Department of Neurology, Center for Experimental Neurology, Bern University Hospital (Inselspital), Bern, Switzerland; Ohio Sleep Medicine Institute, Dublin, OH, USA.
Curr Biol. 2022 Jun 20;32(12):R656-R661. doi: 10.1016/j.cub.2022.04.004.

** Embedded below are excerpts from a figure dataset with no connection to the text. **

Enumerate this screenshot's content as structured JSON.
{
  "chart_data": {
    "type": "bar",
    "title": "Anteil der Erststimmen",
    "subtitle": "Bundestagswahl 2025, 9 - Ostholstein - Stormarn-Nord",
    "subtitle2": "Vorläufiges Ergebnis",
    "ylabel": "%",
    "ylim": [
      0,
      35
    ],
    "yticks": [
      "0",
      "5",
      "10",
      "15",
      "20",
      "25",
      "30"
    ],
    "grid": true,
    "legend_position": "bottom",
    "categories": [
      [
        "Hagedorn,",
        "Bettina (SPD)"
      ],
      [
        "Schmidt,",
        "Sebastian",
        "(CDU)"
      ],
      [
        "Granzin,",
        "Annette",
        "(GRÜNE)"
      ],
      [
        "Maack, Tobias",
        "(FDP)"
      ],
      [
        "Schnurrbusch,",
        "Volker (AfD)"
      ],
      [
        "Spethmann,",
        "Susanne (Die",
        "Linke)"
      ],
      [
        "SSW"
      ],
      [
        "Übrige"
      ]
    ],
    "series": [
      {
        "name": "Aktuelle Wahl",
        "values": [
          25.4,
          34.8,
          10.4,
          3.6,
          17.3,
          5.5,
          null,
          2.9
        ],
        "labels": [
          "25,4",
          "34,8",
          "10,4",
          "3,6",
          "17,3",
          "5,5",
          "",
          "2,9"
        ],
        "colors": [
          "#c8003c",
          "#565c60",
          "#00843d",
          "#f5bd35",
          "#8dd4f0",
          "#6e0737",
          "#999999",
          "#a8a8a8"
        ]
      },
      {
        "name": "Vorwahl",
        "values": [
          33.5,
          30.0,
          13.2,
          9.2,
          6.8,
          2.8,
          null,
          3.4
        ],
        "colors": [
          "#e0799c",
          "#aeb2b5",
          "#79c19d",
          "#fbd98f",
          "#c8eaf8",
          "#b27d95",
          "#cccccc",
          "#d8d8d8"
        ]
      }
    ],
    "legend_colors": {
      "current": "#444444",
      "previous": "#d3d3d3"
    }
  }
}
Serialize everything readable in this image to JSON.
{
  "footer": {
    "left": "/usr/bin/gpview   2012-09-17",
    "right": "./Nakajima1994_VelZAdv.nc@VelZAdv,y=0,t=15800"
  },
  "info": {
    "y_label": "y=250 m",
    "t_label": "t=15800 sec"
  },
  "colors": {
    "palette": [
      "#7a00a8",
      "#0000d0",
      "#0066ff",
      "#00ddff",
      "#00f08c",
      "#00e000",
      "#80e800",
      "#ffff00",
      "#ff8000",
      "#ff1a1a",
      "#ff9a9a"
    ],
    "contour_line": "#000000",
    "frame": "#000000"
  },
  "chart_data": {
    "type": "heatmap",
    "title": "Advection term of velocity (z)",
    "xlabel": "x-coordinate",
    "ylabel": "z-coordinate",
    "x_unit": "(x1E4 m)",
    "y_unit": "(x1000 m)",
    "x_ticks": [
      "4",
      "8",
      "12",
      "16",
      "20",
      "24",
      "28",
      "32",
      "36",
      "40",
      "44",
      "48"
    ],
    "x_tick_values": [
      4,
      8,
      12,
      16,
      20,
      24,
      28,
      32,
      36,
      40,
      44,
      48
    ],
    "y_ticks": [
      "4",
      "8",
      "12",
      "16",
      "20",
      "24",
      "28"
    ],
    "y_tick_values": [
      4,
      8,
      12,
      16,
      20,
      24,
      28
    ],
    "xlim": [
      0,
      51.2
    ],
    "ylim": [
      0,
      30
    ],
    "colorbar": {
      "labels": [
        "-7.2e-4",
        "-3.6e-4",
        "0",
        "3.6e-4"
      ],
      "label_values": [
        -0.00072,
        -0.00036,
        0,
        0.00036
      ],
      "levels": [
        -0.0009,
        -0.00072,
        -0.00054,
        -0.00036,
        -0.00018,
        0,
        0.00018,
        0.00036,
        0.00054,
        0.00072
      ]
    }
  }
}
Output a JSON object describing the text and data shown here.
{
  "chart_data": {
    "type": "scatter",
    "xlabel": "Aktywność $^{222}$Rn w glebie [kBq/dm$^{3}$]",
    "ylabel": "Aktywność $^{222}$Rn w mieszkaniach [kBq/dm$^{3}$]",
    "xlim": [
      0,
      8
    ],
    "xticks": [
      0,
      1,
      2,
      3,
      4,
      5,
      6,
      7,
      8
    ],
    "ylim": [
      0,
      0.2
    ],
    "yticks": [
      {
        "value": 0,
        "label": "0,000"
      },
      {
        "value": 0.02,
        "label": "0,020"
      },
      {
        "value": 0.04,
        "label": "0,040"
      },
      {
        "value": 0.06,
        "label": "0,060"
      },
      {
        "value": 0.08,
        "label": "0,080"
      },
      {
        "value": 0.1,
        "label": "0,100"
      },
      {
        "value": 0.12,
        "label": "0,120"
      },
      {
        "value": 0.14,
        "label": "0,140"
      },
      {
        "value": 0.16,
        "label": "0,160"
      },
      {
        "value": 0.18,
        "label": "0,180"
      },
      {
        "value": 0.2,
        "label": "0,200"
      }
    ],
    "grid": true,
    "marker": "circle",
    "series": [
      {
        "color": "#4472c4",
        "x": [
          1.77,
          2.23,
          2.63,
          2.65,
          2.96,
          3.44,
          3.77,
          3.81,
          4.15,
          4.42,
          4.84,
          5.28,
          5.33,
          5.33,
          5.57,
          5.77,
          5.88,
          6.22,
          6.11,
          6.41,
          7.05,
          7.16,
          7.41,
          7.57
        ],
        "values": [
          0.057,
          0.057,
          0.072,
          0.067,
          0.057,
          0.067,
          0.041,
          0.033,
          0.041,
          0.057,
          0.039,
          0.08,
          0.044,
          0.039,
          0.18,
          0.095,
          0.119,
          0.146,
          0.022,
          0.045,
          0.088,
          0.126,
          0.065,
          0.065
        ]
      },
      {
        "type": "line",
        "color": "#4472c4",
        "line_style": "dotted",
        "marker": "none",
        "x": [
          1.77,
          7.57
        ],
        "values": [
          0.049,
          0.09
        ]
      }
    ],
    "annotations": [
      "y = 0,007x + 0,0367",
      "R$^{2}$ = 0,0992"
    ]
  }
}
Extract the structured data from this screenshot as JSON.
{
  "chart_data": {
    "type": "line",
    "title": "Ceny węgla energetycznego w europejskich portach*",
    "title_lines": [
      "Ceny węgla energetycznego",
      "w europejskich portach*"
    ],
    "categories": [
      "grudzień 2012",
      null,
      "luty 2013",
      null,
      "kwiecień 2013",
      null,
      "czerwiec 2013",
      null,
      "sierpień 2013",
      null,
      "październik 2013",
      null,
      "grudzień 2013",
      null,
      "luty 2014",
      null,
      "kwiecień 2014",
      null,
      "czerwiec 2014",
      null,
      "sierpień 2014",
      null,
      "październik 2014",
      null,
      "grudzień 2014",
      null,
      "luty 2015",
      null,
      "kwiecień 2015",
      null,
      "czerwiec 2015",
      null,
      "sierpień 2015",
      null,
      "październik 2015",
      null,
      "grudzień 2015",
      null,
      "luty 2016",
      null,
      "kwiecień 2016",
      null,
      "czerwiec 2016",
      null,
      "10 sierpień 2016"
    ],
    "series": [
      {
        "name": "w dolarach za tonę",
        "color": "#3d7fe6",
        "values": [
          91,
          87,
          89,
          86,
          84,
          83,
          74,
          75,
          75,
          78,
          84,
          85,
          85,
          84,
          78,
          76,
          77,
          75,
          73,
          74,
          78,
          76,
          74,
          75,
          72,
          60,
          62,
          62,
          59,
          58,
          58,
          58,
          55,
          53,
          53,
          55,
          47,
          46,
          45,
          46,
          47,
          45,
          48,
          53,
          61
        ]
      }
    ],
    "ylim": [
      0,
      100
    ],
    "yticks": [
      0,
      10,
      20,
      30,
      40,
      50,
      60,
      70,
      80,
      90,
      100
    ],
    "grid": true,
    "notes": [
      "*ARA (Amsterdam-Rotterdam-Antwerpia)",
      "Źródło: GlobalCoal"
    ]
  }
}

Energy derived from food is a precious resource to animals. Those finite calories are often well-earned through exhaustive foraging effort, which can dominate waking hours, to support physiological processes (e.g. body maintenance and growth) and ecological necessities (e.g. predator avoidance and courting) that are pertinent to the production of progeny. So, it is unsurprising to find that animals have evolved strategies to guard against the gratuitous waste of hard-won caloric energy. Yet, it remains surprising to find such diversity, and elegant creativity, in those solutions. Brief examples of energy-saving innovation could include the very shape of animals and how they move, from streamlined swimming sharks to skyward-soaring seabirds; or the evolutionary appearance of various states of dormancy, such as endothermic animals sacrificing high body temperature through modest (torpor) or severe (hibernation) curtailments to metabolic heat production. Another reversibly dormant state with energetic benefits is sleep.
动物从食物中获取的能量是一种宝贵的资源。这些有限的卡路里通常是通过艰苦的觅食努力获得的,这种努力可以占据动物清醒时间的大部分,以支持与繁殖后代相关的生理过程(如身体维持和生长)和生态需求(如避免捕食者和求偶)。因此,动物进化出了策略来防止来之不易的卡路里能量被浪费也就不足为奇了。然而,这些解决方案中的多样性和巧妙的创造力仍然令人惊讶。节能创新的简短示例可能包括动物的形状及其运动方式,从流线型游泳的鲨鱼到翱翔天空的海鸟;或者各种休眠状态的进化出现,例如通过适度(昏睡)或严重(冬眠)减少代谢产热来牺牲体温的恒温动物。另一种具有能量效益的可逆休眠状态是睡眠。